CRP is acute-phase protein that elevates in many inflammatory conditions. The hsCRP measures the low levels of CRP. The hsCRP has a higher sensitivity than CRP. Patients with SBP show elevated CRP levels that decrease with treatment [12, 14, 19]. Only one study by Guler et al. [6] assessed the role of serum hsCRP in non-neutrocytic ascites. They found that hsCRP was higher in patients with SBP and non-neutrocytic ascites compared with the control. The levels decreased with antibiotic therapy. Leukocyte esterase is an enzyme produced by PMN in response to inflammation. It can be detected by leucocyte esterase reagent strips.

In the current study, the measurement of serum or ascitic nitrous oxide did not add a benefit in SBP diagnosis. Patients with SBP had higher serum CRP level, which is consistent with the other studies [12, 14, 19]. Furthermore, serum hsCRP was higher in SBP patients in accord with Guler et al. [6] study. Most patients had positive ascitic leucocyte esterase test (95%) in contrast few patients in the control group.

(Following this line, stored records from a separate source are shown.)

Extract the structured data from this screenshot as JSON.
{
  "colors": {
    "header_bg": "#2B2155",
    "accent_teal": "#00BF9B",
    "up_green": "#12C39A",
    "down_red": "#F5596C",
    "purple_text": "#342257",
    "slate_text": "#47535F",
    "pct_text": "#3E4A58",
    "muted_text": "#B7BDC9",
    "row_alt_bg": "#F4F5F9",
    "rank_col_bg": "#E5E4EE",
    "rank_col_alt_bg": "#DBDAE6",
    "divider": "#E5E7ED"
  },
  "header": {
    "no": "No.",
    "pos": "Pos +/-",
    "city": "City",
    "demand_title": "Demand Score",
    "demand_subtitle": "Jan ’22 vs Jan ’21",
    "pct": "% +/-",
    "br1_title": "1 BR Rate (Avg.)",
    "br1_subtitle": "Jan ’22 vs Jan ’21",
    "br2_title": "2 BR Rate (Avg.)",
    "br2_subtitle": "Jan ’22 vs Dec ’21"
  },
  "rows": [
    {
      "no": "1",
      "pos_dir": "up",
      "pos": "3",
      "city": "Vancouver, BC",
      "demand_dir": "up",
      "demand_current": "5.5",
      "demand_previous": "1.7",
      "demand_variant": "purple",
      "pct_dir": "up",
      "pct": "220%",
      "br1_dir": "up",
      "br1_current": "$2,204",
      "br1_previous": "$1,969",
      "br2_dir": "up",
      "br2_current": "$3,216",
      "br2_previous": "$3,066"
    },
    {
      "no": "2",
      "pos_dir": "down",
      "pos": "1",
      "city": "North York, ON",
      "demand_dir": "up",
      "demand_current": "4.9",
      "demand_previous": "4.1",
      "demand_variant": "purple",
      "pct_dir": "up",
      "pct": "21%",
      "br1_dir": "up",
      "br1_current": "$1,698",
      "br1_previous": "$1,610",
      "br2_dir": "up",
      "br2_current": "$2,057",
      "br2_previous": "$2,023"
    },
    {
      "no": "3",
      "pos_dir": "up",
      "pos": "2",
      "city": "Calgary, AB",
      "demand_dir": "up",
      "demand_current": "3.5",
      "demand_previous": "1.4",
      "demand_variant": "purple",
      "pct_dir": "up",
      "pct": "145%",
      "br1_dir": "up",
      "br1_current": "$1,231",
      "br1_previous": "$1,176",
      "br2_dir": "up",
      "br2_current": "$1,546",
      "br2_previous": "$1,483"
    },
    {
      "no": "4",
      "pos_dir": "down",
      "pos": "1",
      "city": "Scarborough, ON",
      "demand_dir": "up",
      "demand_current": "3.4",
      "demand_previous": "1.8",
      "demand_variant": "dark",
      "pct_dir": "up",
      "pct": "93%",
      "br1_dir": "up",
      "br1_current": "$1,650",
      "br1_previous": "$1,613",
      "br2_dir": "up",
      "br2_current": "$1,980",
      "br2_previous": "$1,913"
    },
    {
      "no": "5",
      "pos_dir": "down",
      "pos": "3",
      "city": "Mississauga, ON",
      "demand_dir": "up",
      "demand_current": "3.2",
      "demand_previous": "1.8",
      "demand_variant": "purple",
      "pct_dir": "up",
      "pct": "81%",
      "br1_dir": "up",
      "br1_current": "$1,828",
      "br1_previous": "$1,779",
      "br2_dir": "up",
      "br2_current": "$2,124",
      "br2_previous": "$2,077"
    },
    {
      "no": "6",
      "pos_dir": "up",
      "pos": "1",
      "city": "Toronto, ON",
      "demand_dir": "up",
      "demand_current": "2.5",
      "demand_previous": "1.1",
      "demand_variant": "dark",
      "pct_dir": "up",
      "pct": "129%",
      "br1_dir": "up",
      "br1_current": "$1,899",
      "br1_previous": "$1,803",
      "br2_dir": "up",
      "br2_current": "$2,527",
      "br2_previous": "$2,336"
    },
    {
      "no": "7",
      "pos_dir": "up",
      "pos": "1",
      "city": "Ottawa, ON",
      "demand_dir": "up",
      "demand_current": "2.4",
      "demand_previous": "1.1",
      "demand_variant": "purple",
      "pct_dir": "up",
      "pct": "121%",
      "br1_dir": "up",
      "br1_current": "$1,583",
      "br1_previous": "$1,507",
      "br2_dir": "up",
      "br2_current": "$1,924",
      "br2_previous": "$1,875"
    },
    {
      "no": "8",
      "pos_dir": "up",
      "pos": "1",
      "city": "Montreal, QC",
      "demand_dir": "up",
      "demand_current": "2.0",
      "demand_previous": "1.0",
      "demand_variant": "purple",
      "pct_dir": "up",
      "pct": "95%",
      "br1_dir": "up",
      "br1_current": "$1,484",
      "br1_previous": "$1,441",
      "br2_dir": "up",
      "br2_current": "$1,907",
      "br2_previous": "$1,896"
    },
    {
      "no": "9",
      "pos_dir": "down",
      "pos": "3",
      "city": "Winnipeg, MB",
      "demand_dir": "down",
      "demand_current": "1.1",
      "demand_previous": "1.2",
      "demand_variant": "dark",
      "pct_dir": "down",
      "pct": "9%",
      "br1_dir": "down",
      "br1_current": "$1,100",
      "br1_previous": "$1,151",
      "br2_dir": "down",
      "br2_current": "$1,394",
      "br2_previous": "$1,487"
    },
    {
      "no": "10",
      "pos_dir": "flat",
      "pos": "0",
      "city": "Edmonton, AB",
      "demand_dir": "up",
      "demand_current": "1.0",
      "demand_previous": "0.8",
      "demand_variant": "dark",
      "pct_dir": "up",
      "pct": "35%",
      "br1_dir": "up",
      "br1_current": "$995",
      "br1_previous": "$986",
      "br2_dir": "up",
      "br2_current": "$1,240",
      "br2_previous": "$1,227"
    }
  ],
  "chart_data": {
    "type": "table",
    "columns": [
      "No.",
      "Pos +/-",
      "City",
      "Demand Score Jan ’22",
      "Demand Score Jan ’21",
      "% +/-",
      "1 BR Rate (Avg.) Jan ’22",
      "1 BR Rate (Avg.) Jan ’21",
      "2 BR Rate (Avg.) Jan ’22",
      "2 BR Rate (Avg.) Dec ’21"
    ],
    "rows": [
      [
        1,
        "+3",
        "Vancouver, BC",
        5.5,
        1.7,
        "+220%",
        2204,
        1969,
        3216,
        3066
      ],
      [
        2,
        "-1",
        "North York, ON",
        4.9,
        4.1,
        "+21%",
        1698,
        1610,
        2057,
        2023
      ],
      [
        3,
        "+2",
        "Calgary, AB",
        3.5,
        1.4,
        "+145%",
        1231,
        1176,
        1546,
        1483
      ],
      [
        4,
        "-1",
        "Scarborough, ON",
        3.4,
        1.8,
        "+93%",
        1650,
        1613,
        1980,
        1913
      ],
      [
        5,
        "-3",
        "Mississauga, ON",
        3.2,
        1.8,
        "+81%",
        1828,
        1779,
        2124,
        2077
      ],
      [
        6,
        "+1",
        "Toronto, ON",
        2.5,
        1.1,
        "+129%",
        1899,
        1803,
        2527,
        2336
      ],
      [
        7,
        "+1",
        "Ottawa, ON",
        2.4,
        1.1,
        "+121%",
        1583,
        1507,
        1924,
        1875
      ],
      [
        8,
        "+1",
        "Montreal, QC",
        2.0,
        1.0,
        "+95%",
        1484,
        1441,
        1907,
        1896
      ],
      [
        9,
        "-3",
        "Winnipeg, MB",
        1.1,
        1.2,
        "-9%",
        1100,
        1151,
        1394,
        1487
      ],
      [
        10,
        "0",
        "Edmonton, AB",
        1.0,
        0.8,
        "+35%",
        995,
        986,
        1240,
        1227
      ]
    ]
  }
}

Calprotectin was significantly higher in SBP patients. Calprotectin >2 ng/mL had 90% sensitivity, 92.5% specificity, 92.3% positive predictive value and 90.2% negative predictive value. The cutoff is completely different from other studies [11, 14, 16, 18] even measured by ELISA but the sensitivity and specificity are high as reported by other studies [11, 14, 16, 18]. In fact, the methodology of measurement should be standardized in the next studies.

Limitations of the study

The number of patients is small, we did not follow the treatment measuring calprotectin and so the recurrence.

Conclusion

Ascitic calprotectin is a useful marker for spontaneous bacterial peritonitis diagnosis.